An Ultrasensitive Method for Protein and DNA Detection at the Single Molecule Level

We demonstrate a general single molecule method for ultrasensitive detection of macromolecules such as DNA, proteins and biomarkers. The method is based on conjugation of two nanoparticles to target macromolecules followed by imaging of the specific dimeric structures formed using electron microscopy.

Detection of macromolecular biomarkers such as disease-specific DNA and proteins provides essential information that allows early diagnosis, prognosis and management of diseases. Today biomarkers detection is limited in sensitivity and therefore detection often comes at a late disease stage. Therefore new techniques are required to enable rapid and immediate diagnosis from physiological samples. Critically, such a system must be capable of detecting very low levels of biomarkers, as many of them are present at minute concentrations during early disease phases. These methods should be generic for a wide range of macromolecules and based on affordable detection tools.

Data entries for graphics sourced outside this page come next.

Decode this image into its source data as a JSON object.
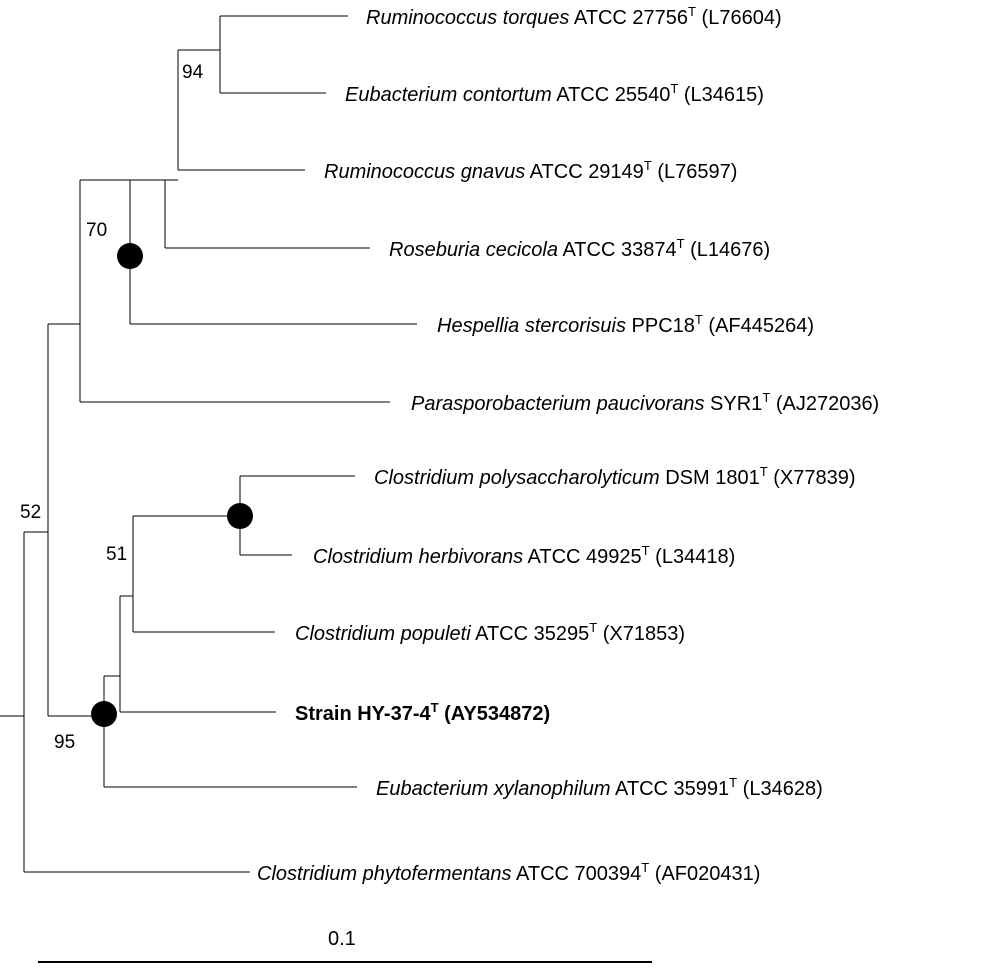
{
  "taxa": [
    {
      "genus": "Ruminococcus torques",
      "strain": " ATCC 27756",
      "sup": "T",
      "acc": " (L76604)"
    },
    {
      "genus": "Eubacterium contortum",
      "strain": " ATCC 25540",
      "sup": "T",
      "acc": " (L34615)"
    },
    {
      "genus": "Ruminococcus gnavus",
      "strain": " ATCC 29149",
      "sup": "T",
      "acc": " (L76597)"
    },
    {
      "genus": "Roseburia cecicola",
      "strain": " ATCC 33874",
      "sup": "T",
      "acc": " (L14676)"
    },
    {
      "genus": "Hespellia stercorisuis",
      "strain": " PPC18",
      "sup": "T",
      "acc": " (AF445264)"
    },
    {
      "genus": "Parasporobacterium paucivorans",
      "strain": " SYR1",
      "sup": "T",
      "acc": " (AJ272036)"
    },
    {
      "genus": "Clostridium polysaccharolyticum",
      "strain": " DSM 1801",
      "sup": "T",
      "acc": " (X77839)"
    },
    {
      "genus": "Clostridium herbivorans",
      "strain": " ATCC 49925",
      "sup": "T",
      "acc": " (L34418)"
    },
    {
      "genus": "Clostridium populeti",
      "strain": " ATCC 35295",
      "sup": "T",
      "acc": " (X71853)"
    },
    {
      "genus": "",
      "strain": "Strain HY-37-4",
      "sup": "T",
      "acc": " (AY534872)"
    },
    {
      "genus": "Eubacterium xylanophilum",
      "strain": " ATCC 35991",
      "sup": "T",
      "acc": " (L34628)"
    },
    {
      "genus": "Clostridium phytofermentans",
      "strain": " ATCC 700394",
      "sup": "T",
      "acc": " (AF020431)"
    }
  ],
  "bootstrap": {
    "b94": "94",
    "b70": "70",
    "b52": "52",
    "b51": "51",
    "b95": "95"
  },
  "scale_bar": {
    "label": "0.1"
  }
}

The proposed method presents ultrasensitive detection of macromolecules at the single molecule level using NPs. The method is based on conjugation of two different ligands, which bind the target macromolecule at two different binding sites, to two NPs with different sizes. The formed complex, in which each macromolecule is flanked by two easily recognizable NPs (a dimer), is then detected and characterized using EM. The surface concentration of the dimers can be calibrated to the concentration of the macromolecule in the sample.

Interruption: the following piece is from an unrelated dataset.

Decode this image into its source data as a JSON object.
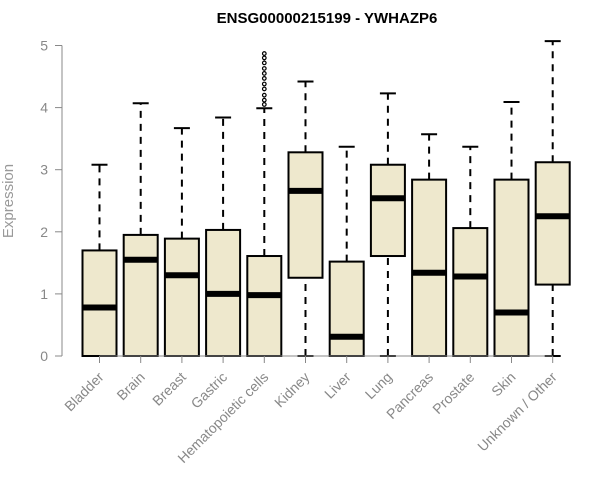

We will use model systems to validate the general proposed concept of dimer formation and highly sensitive detection. The first model system will be a target DNA, which is detected using two single NPs each bearing a complementary ssDNA. The second model system will be a target protein, which is detected using two NPs covered with conjugated peptides that bind specifically to two different sites in the protein. Following the implementation of those model systems, we will utilize the proposed method for various macromolecules and biomarkers detection.